Examples of the Limit Comparison Test

$ \text{Example 1)} \sum\limits_{n=1}^{\infty}\frac{\sqrt{n}+2}{n^2+3n+1}$
Find Comparison Series
Taking the highest power of n in the numerator and denominator we get $$\frac{n^{\frac{1}{2}}}{n^2}=\frac{1}{n^{\frac{3}{2}}}$$
Find The limit of the Ratio
$$\rho=\lim\limits_{n\rightarrow \infty} \Bigg(\frac{\frac{\sqrt{n}+2}{n^2+3n+1}}{\frac{1}{n^{\frac{3}{2}}}}\Bigg)=\lim\limits_{n\rightarrow \infty}\big(\frac{n^2+2n^{\frac{3}{2}}}{n^2+3n+1}\big)=1$$
Conclusion:
Since $$\rho=1 (0<\rho <\infty)$$, both series behave the same way. The P-series $$\sum\limits_{n=1}^{\infty}\frac{1}{n^{\frac{3}{2}}} $$ converges which means the series $$\sum\limits_{n=1}^{\infty}\frac{\sqrt{n}+2}{n^2+3n+1}$$ also converges.

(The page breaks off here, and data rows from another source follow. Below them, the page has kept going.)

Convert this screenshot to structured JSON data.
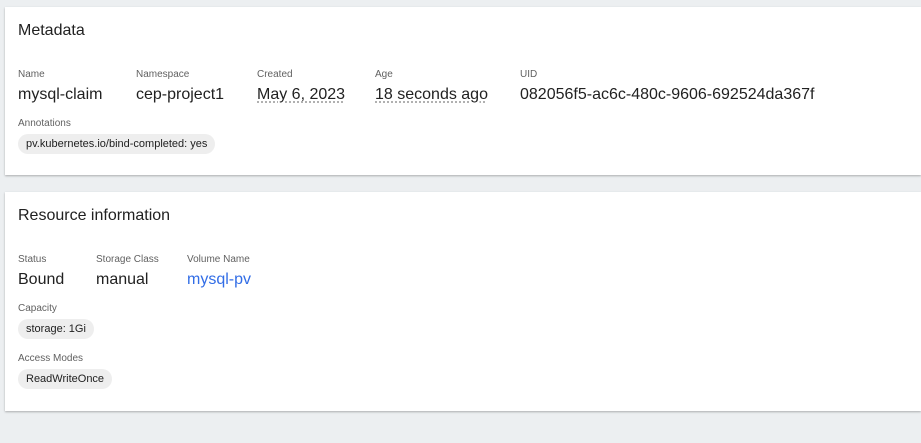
{
  "metadata": {
    "title": "Metadata",
    "name": {
      "label": "Name",
      "value": "mysql-claim"
    },
    "namespace": {
      "label": "Namespace",
      "value": "cep-project1"
    },
    "created": {
      "label": "Created",
      "value": "May 6, 2023"
    },
    "age": {
      "label": "Age",
      "value": "18 seconds ago"
    },
    "uid": {
      "label": "UID",
      "value": "082056f5-ac6c-480c-9606-692524da367f"
    },
    "annotations": {
      "label": "Annotations",
      "chips": [
        "pv.kubernetes.io/bind-completed: yes"
      ]
    }
  },
  "resource": {
    "title": "Resource information",
    "status": {
      "label": "Status",
      "value": "Bound"
    },
    "storage_class": {
      "label": "Storage Class",
      "value": "manual"
    },
    "volume_name": {
      "label": "Volume Name",
      "value": "mysql-pv"
    },
    "capacity": {
      "label": "Capacity",
      "chips": [
        "storage: 1Gi"
      ]
    },
    "access_modes": {
      "label": "Access Modes",
      "chips": [
        "ReadWriteOnce"
      ]
    }
  },
  "colors": {
    "link": "#326de6",
    "background": "#eceff1",
    "chip": "#eeeeee"
  }
}
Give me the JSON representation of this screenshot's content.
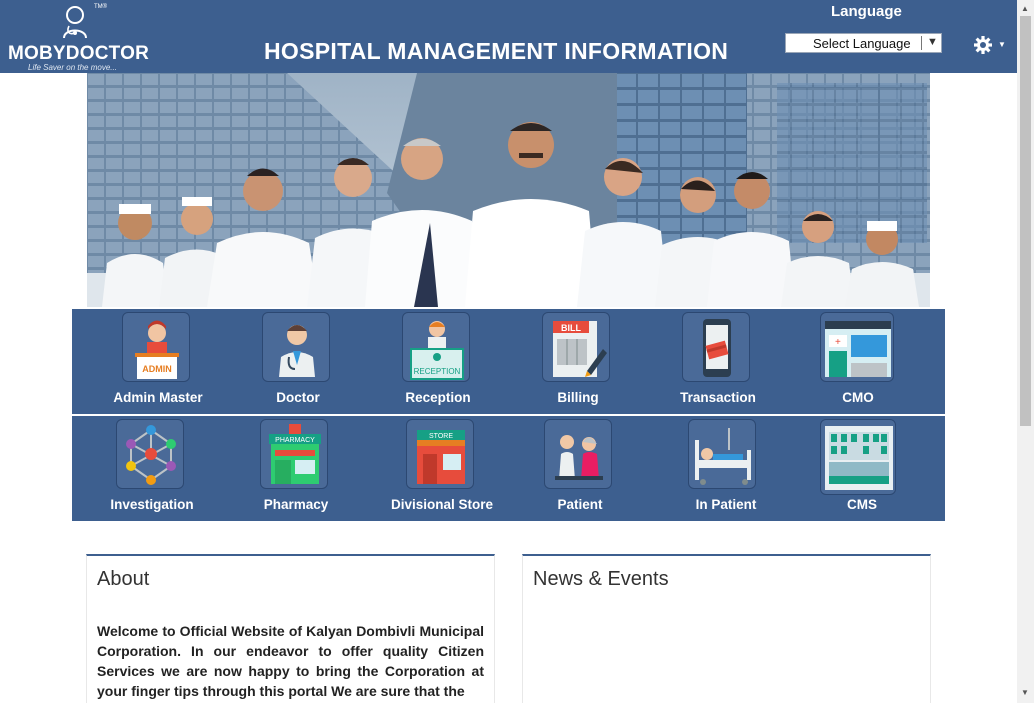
{
  "header": {
    "logo_name": "MOBYDOCTOR",
    "logo_tm": "TM®",
    "logo_tagline": "Life Saver on the move...",
    "title": "HOSPITAL MANAGEMENT INFORMATION",
    "language_label": "Language",
    "language_select_value": "Select Language",
    "brand_color": "#3d5f8f"
  },
  "modules_row1": [
    {
      "label": "Admin Master",
      "icon": "admin-icon"
    },
    {
      "label": "Doctor",
      "icon": "doctor-icon"
    },
    {
      "label": "Reception",
      "icon": "reception-icon"
    },
    {
      "label": "Billing",
      "icon": "billing-icon"
    },
    {
      "label": "Transaction",
      "icon": "transaction-icon"
    },
    {
      "label": "CMO",
      "icon": "cmo-icon"
    }
  ],
  "modules_row2": [
    {
      "label": "Investigation",
      "icon": "investigation-icon"
    },
    {
      "label": "Pharmacy",
      "icon": "pharmacy-icon"
    },
    {
      "label": "Divisional Store",
      "icon": "store-icon"
    },
    {
      "label": "Patient",
      "icon": "patient-icon"
    },
    {
      "label": "In Patient",
      "icon": "in-patient-icon"
    },
    {
      "label": "CMS",
      "icon": "cms-icon"
    }
  ],
  "icon_text": {
    "admin": "ADMIN",
    "reception": "RECEPTION",
    "billing": "BILL",
    "pharmacy": "PHARMACY",
    "store": "STORE"
  },
  "about": {
    "title": "About",
    "text": "Welcome to Official Website of Kalyan Dombivli Municipal Corporation. In our endeavor to offer quality Citizen Services we are now happy to bring the Corporation at your finger tips through this portal We are sure that the"
  },
  "news": {
    "title": "News & Events"
  }
}
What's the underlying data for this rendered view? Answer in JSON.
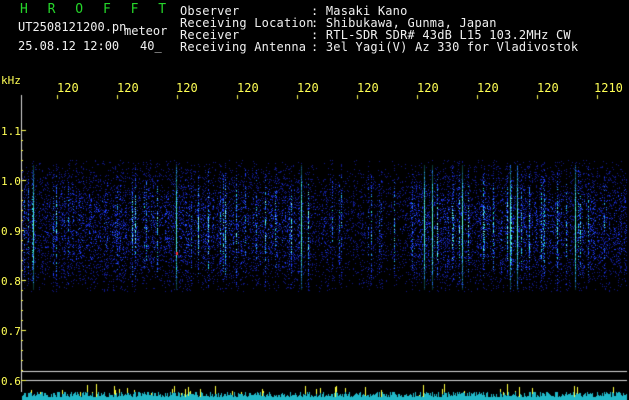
{
  "header": {
    "app_title": "H R O F F T",
    "filename": "UT2508121200.pn",
    "mode": "meteor",
    "datetime": "25.08.12 12:00",
    "count": "40_",
    "observer_label": "Observer",
    "observer_value": ": Masaki Kano",
    "location_label": "Receiving Location",
    "location_value": ": Shibukawa, Gunma, Japan",
    "receiver_label": "Receiver",
    "receiver_value": ": RTL-SDR SDR# 43dB L15 103.2MHz CW",
    "antenna_label": "Receiving Antenna",
    "antenna_value": ": 3el Yagi(V) Az 330 for Vladivostok"
  },
  "axis": {
    "unit": "kHz",
    "y_ticks": [
      "1.1",
      "1.0",
      "0.9",
      "0.8",
      "0.7",
      "0.6"
    ],
    "x_ticks": [
      "120",
      "120",
      "120",
      "120",
      "120",
      "120",
      "120",
      "120",
      "120",
      "1210"
    ]
  },
  "colors": {
    "background": "#000000",
    "title_green": "#25d62a",
    "label_yellow": "#ffff55",
    "signal_blue": "#1f3cff",
    "signal_cyan": "#28e4e4",
    "axis_white": "#f0f0f0"
  }
}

$\text{Example 2)} \sum\limits_{n=1}^{\infty}\frac{1}{\sqrt{5n-3}}$
Find Comparison Series
Taking the highest power of n in the numerator and denominator $$\frac{1}{\sqrt{n}}$$
Find The limit of the Ratio
$$\rho=\lim\limits_{n\rightarrow \infty} \big(\frac{\frac{1}{\sqrt{5n-3}}}{\frac{1}{\sqrt{n}}}\big)=\frac{\sqrt{n}}{\sqrt{5n-3}}=\frac{1}{\sqrt{5}}$$
Conclusion:
$$\rho=\frac{1}{\sqrt{5}} (0<\rho <\infty)$$, both series behave the same way. The P-series $$\sum\limits_{n=1}^{\infty}\frac{1}{\sqrt{n}}$$ diverges which means that $$\sum\limits_{n=1}^{\infty}\frac{1}{\sqrt{5n-3}}$$ also diverges.